Rain was afraid it might disappear entirely if someone didn’t do something about it.

“Are you lost, little girl?” a voice rang out in a sing-song fashion.

“Who’s there?” Rain called back. She wasn’t afraid since she was still near the Casper’s farm and knew the family very well, even if she didn’t recognize the voice.

“Turn around. You don’t want to step over the threshold.”

“Sure I do,” Rain said, though now she was a little worried. This sounded like an adult, and an adult would make her turn around and go home. An adult would yell since she was very explicitly told to not leave her house until all her chores were done, and she hadn’t done any of them. She also wasn’t supposed to wander into other people’s yards without permission.

When the voice made a soft, hacking sound and a grey cat with purple stripes walked out of a tall patch of grass, it’s ringed tail standing tall and proud, Rain forgot all about the angry adult.

“Oh hey kitty!” she called, already taking a slow step towards it, one hand outstretched so she could pet it. “Who’s a good girl? Are you a good girl?”

“Ugh,” the cat said. “Why is it always children? Listen little girl, you can still go back. The threshold is—”

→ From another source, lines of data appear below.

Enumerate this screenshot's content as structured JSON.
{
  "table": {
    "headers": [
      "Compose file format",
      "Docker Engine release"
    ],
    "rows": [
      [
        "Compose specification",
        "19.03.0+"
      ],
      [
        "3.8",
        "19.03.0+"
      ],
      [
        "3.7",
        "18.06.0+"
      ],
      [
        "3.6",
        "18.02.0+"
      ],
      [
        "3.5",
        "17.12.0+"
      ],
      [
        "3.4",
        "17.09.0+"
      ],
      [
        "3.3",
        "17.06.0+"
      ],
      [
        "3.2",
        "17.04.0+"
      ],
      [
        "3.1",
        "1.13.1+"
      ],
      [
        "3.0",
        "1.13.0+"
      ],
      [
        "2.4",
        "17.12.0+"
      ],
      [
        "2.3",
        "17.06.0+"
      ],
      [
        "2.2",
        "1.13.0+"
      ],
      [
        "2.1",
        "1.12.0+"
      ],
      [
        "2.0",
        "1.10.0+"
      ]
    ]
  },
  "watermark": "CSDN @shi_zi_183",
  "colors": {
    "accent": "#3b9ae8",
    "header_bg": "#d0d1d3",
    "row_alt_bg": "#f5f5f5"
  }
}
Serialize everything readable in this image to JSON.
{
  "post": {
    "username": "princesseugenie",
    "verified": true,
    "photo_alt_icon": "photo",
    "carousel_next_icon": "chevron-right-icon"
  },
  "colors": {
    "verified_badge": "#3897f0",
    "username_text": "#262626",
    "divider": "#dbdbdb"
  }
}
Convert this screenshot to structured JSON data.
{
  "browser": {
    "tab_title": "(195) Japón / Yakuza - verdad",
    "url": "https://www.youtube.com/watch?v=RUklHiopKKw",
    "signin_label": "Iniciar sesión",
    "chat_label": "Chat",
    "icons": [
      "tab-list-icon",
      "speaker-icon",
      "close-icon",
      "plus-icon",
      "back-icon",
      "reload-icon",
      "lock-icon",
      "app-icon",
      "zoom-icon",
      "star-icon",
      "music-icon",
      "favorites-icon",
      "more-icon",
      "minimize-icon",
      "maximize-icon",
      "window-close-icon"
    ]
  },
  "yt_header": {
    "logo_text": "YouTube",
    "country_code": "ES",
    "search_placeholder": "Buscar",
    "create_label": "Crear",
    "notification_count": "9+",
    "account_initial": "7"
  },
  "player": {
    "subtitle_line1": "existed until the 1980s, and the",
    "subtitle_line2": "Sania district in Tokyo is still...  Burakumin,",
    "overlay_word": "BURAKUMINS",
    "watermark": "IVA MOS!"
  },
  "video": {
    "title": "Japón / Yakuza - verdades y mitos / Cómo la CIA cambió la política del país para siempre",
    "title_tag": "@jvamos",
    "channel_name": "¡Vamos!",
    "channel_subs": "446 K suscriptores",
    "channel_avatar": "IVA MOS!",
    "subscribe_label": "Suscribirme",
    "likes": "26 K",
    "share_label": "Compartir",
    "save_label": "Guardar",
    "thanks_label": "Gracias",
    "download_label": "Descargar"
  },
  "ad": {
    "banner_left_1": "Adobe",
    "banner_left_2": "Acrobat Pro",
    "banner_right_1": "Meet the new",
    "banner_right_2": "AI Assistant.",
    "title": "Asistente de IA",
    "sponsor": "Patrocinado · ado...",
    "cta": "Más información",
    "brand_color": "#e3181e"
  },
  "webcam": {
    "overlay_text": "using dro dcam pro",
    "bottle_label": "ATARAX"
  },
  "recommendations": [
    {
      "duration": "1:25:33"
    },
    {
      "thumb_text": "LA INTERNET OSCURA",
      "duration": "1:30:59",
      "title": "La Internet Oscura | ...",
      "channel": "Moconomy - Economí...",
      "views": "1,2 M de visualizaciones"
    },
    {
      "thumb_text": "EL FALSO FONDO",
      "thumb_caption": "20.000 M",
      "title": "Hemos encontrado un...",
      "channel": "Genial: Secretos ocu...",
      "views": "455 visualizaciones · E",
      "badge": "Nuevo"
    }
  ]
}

“You can talk!” Rain blurted out. She had never met a talking cat before, though she supposed since she was on an adventure, anything was possible. She watched enough cartoons to know that. “What’s your name?”

“You’re about six steps away from being stuck here. Turn around now and go home.”

“Are you one of the Casper’s cats?” Rain stamped her foot. It was just like Jody Casper to have a talking cat and not tell her. If she had a talking cat, she’d tell everyone! Well, maybe not everyone, but she’d tell Jody. Maybe.

The cat sighed in such a heavy fashion that it flopped over onto the ground. “Why is it always children?” it sang to itself.

Seeing an open opportunity, Rain walked over and began to pet the strangely-colored tabby. The cat’s fur was so soft that it couldn’t be a farm cat. Rain should know; she had had three farm cats, and they were always filthy, especially Peanut Butter who was perpetually caked with something that most certainly was not cake.

“What are you doing?” the cat asked, now purring.

“How come you can talk?”

“All cats can talk.”

“My cats can’t talk. I should know, I talk to them all the time. They never say anything back.”

“That’s because you’ve never asked them anything worth responding to.”

“Oh.” Rain wasn’t entirely sure what that meant, but it sounded rude. “You aren’t a very nice cat, are you?”

“If you don’t turn around in two more steps, you’ll be stuck on this path,” the cat said again. It stopped purring.

Rain got up and took two more steps south, following the stream. “Good,” she said. “This is the path I need to be on.”

The cat responded with another sigh and a bad word.